Waterman Doubles Dividend Reflecting Strong UK Growth
Waterman Group plc, the engineering and environmental consultancy, today announces its Preliminary Results for the year ended 30 June 2015.
View the Preliminary Results for the year ended 30 June 2015 as a pdf, please click here.
- Solid order book of £130m (FY2014: £120m) driven by strong UK demand.
- Staff numbers increased by 14% to 1,259 during the last twelve months to service the growth in the UK market.
- Return on Capital Employed**(ROCE) increased to 30.3% (FY 2014: 11.4%), exceeding our published strategic target to achieve 20% by June 2016.
* Adjusted for amortisation of acquired intangible assets and exceptional items.
** Return on Capital Employed is calculated as adjusted operating profit divided by average capital employed where capital employed is equity less goodwill less net funds.
***Previously reported results exclude the effects of discontinued operations.
Commenting on the results, Nick Taylor, Chief Executive said:-
“ Waterman is in excellent shape. We are delighted with these results.”
“ The Group operates in the property and infrastructure markets.
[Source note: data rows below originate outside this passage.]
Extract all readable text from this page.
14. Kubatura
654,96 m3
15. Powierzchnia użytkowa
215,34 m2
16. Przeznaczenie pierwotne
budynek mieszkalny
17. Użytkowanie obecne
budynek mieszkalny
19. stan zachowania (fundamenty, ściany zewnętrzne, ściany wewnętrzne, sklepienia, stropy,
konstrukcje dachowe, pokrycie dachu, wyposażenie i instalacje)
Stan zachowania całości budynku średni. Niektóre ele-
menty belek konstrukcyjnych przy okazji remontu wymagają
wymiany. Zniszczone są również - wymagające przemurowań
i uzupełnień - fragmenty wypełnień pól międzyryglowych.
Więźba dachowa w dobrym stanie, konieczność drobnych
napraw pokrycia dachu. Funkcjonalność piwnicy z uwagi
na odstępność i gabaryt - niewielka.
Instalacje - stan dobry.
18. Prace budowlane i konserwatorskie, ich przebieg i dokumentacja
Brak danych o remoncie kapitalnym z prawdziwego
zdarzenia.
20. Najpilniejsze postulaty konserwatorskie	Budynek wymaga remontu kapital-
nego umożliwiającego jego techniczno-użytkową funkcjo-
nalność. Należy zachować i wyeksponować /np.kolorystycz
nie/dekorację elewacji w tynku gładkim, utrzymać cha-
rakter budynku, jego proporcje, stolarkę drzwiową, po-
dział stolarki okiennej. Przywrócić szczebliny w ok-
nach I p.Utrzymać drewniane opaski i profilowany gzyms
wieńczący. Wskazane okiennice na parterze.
Our niche position is helping us todevelop further our reputation as the “Go to Consultant” for both our clients and staff.”
“ The past year has seen Waterman continue to deliver against our three year strategic plan to enhance shareholder value. Our profitability has improved significantly and we are proposing to double the dividend we are paying to our shareholders.”
“ The strategy announced in 2013 to re-focus the Group primarily on the UK has been a significant success. As a result, during the last two years UK revenue has increased by 48%. Waterman now generates 89% of its revenue from the UK.”
“ Overseas, our operations in Australia and Europe are performing well.”
“ The Board is looking to the future with confidence. We expect to deliver further growth in the current year. Our future aspiration is to improve the Group adjusted operating margin towards 6% over the next four years from the current level of 3.3%.”